Poet Prageeta Sharma was born in Framingham, Massachusetts. Her parents emigrated from India in 1969, and Sharma was raised a Hindu. She has acknowledged the influence of her parents’ religion on her poetry: “I was taught to honor knowledge and books like a religion and so for me poetry keeps this relationship close, true, active,” she told the journal Willow Springs. Sharma attended Simon’s Rock College of Bard as an undergraduate and earned her MFA from Brown University and an MA in media studies from The New School. Her collections of poetry include Bliss to Fill (2000), The Opening Question (2004), which won the Fence Modern Poets Prize, Infamous Landscapes (2007), Undergloom (2013), and Grief Sequence (2019). Sharma has spoken of her work in terms of thought rather than narrative.

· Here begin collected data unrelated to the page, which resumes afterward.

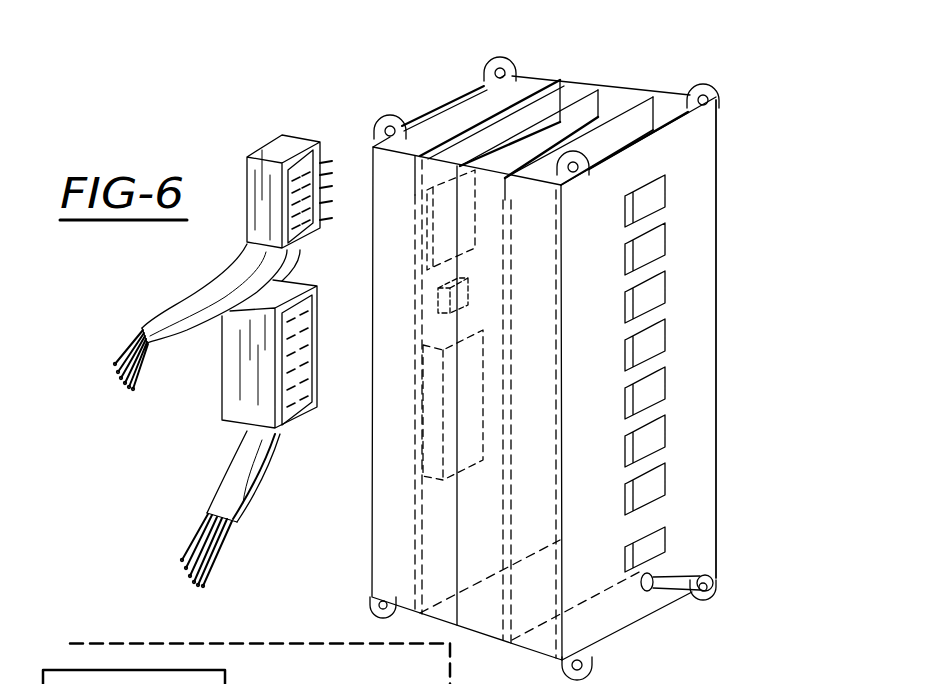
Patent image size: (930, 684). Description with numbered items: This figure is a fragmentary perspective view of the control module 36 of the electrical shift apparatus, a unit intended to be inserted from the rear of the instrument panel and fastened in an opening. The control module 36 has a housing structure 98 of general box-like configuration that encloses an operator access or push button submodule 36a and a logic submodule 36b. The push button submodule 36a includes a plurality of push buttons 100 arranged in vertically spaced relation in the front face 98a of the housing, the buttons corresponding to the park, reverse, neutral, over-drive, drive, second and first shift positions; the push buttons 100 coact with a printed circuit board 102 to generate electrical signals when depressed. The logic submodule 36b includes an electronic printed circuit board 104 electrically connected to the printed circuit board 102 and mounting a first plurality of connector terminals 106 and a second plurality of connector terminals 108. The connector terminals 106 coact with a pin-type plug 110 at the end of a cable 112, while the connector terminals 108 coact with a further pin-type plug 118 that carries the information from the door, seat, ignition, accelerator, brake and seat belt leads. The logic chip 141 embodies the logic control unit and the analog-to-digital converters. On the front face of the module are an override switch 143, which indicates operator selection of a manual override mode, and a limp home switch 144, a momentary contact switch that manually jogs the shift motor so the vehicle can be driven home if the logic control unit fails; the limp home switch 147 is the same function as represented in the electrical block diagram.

The control module 36 is at (727, 142).
The push button submodule 36a is at (659, 124).
The logic submodule 36b is at (565, 92).
The housing structure 98 is at (393, 551).
The front face 98a is at (693, 369).
The push buttons 100 is at (666, 191).
The printed circuit board 102 is at (635, 90).
The electronic printed circuit board 104 is at (531, 81).
The first plurality of connector terminals 106 is at (432, 440).
The second plurality of connector terminals 108 is at (430, 237).
The pin-type plug 110 is at (232, 400).
The cable 112 is at (232, 482).
The pin-type plug 118 is at (288, 148).
The logic chip 141 is at (436, 302).
The override switch 143 is at (667, 543).
The limp home switch 144 is at (700, 597).
The limp home switch 147 is at (382, 664).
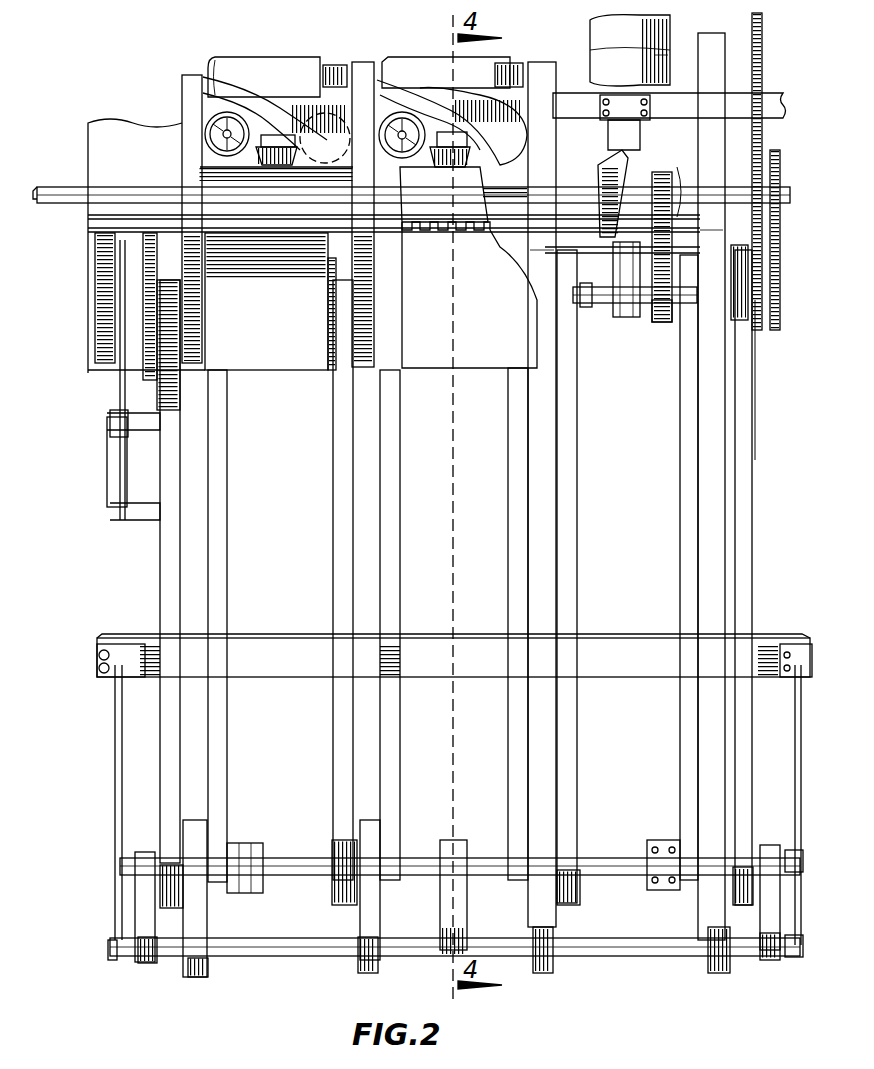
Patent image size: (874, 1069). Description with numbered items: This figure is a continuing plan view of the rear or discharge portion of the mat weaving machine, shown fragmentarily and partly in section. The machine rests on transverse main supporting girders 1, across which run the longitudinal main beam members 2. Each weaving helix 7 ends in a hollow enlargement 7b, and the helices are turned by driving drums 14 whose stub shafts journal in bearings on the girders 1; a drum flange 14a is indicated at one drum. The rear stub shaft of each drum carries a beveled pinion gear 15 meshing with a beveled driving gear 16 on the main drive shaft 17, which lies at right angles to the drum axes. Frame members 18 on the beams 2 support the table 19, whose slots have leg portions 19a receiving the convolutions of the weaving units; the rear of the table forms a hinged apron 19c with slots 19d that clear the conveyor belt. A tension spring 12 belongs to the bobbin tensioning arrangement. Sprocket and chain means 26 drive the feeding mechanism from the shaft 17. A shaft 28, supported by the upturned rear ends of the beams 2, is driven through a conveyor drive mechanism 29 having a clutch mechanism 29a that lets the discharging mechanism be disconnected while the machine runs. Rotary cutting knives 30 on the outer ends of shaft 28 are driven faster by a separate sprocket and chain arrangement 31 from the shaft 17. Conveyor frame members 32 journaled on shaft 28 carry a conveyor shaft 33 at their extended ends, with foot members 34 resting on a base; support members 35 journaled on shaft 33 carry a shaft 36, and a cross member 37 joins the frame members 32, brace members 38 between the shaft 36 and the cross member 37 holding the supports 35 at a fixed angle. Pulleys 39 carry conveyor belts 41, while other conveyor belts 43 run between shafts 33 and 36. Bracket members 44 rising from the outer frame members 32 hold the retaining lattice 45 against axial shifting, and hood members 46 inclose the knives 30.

The main supporting girder 1 is at (563, 97).
The main beam member 2 is at (532, 64).
The weaving helix 7 is at (245, 100).
The hollow enlargement 7b is at (310, 123).
The tension spring 12 is at (712, 72).
The driving drum 14 is at (673, 40).
The drum flange 14a is at (680, 60).
The beveled pinion gear 15 is at (437, 167).
The beveled driving gear 16 is at (610, 187).
The main drive shaft 17 is at (57, 203).
The frame member 18 is at (272, 68).
The table 19 is at (133, 136).
The leg portion 19a is at (463, 333).
The apron 19c is at (243, 330).
The slot 19d is at (150, 330).
The sprocket and chain means 26 is at (763, 50).
The shaft 28 is at (578, 303).
The conveyor drive mechanism 29 is at (660, 323).
The clutch mechanism 29a is at (630, 303).
The rotary cutting knife 30 is at (758, 330).
The sprocket and chain arrangement 31 is at (790, 145).
The conveyor frame member 32 is at (212, 540).
The conveyor shaft 33 is at (595, 857).
The foot member 34 is at (275, 830).
The support member 35 is at (140, 903).
The shaft 36 is at (237, 955).
The cross member 37 is at (245, 680).
The brace member 38 is at (115, 790).
The pulley 39 is at (735, 300).
The conveyor belt 41 is at (182, 585).
The conveyor belt 43 is at (540, 898).
The bracket member 44 is at (110, 448).
The retaining lattice 45 is at (113, 333).
The hood member 46 is at (110, 293).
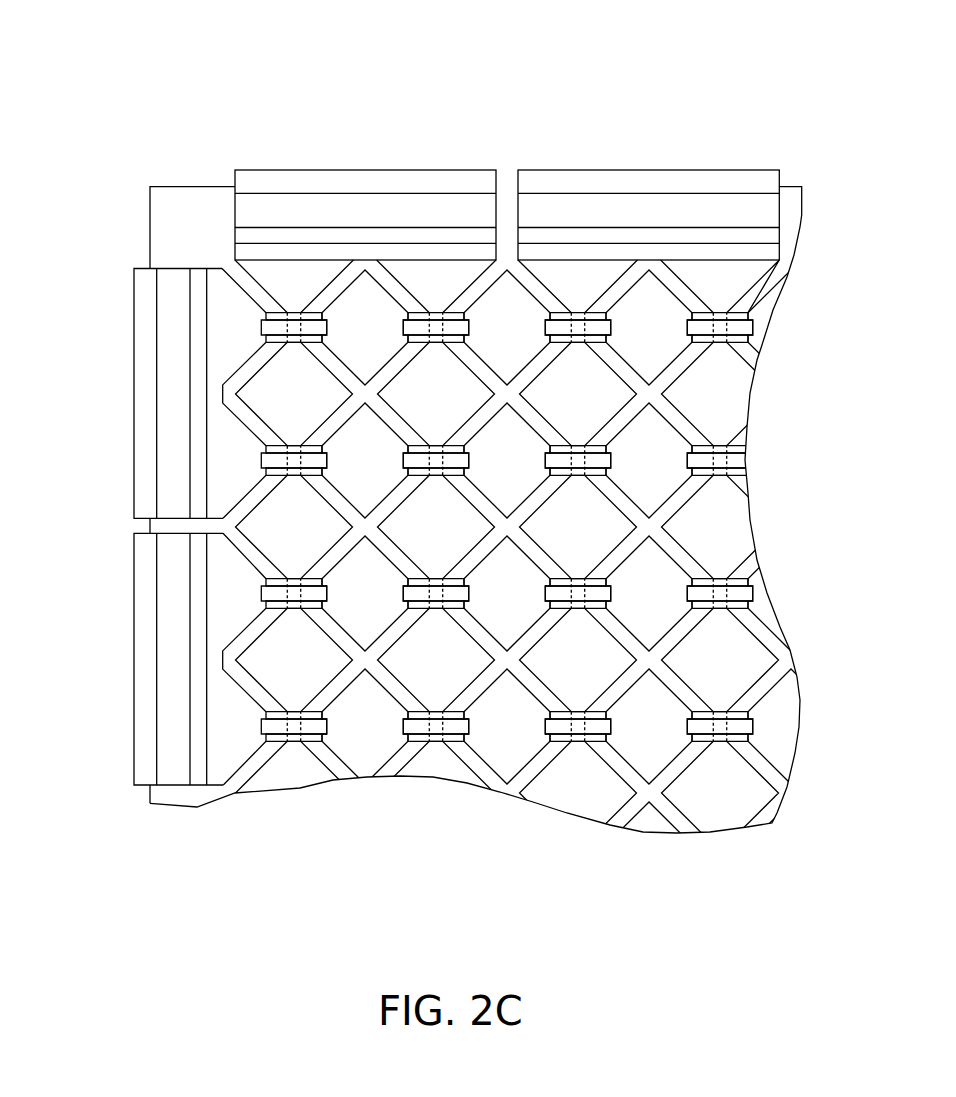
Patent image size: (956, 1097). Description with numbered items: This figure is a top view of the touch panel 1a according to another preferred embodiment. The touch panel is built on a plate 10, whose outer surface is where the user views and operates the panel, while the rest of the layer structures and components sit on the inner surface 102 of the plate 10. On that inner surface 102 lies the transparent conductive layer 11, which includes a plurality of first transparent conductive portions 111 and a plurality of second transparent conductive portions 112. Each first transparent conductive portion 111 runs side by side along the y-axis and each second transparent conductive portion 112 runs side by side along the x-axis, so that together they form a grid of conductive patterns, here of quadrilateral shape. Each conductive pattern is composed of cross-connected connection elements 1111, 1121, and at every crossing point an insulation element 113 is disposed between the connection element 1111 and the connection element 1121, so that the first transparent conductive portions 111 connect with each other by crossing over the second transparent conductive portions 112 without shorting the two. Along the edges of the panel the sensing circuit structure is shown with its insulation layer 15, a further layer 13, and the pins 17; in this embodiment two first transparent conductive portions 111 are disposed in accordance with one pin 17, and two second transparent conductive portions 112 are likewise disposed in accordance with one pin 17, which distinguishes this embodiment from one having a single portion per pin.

The touch panel 1a is at (120, 72).
The plate 10 is at (150, 213).
The inner surface 102 is at (173, 198).
The transparent conductive layer 11 is at (528, 601).
The first transparent conductive portion 111 is at (500, 577).
The connection element 1111 is at (323, 330).
The second transparent conductive portion 112 is at (552, 589).
The connection element 1121 is at (294, 314).
The insulation element 113 is at (323, 316).
The first conductive layer 13 is at (200, 275).
The insulation layer 15 is at (240, 207).
The pin 17 is at (370, 178).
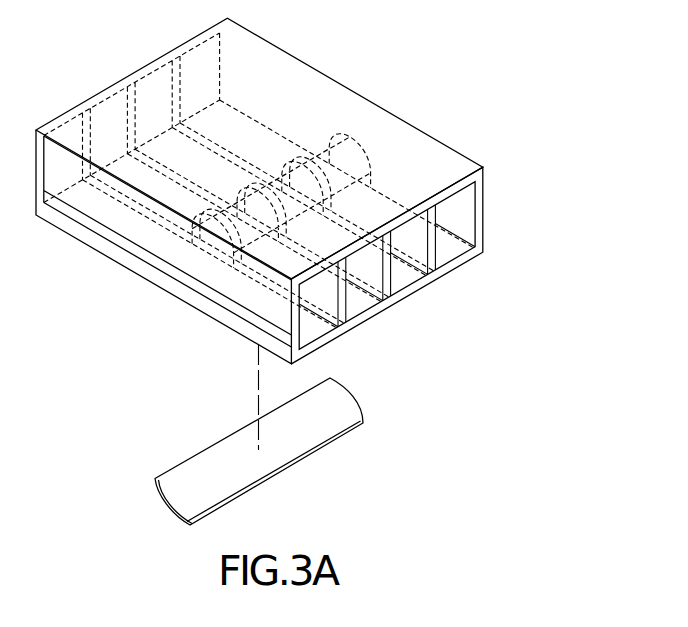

In Willow Springs, she noted, “It’s important to explore a variety of cognitive experiences in the poem rather than just telling a story.”
 
Sharma’s honors and awards include a Howard Foundation Award. She has taught at the New School, Goddard College, and the University of Montana-Missoula. She is the Henry G. Lee professor of English at Pomona College as well as the founder and president of the conference Thinking Its Presence: Race, Creative Writing, and Literary Studies.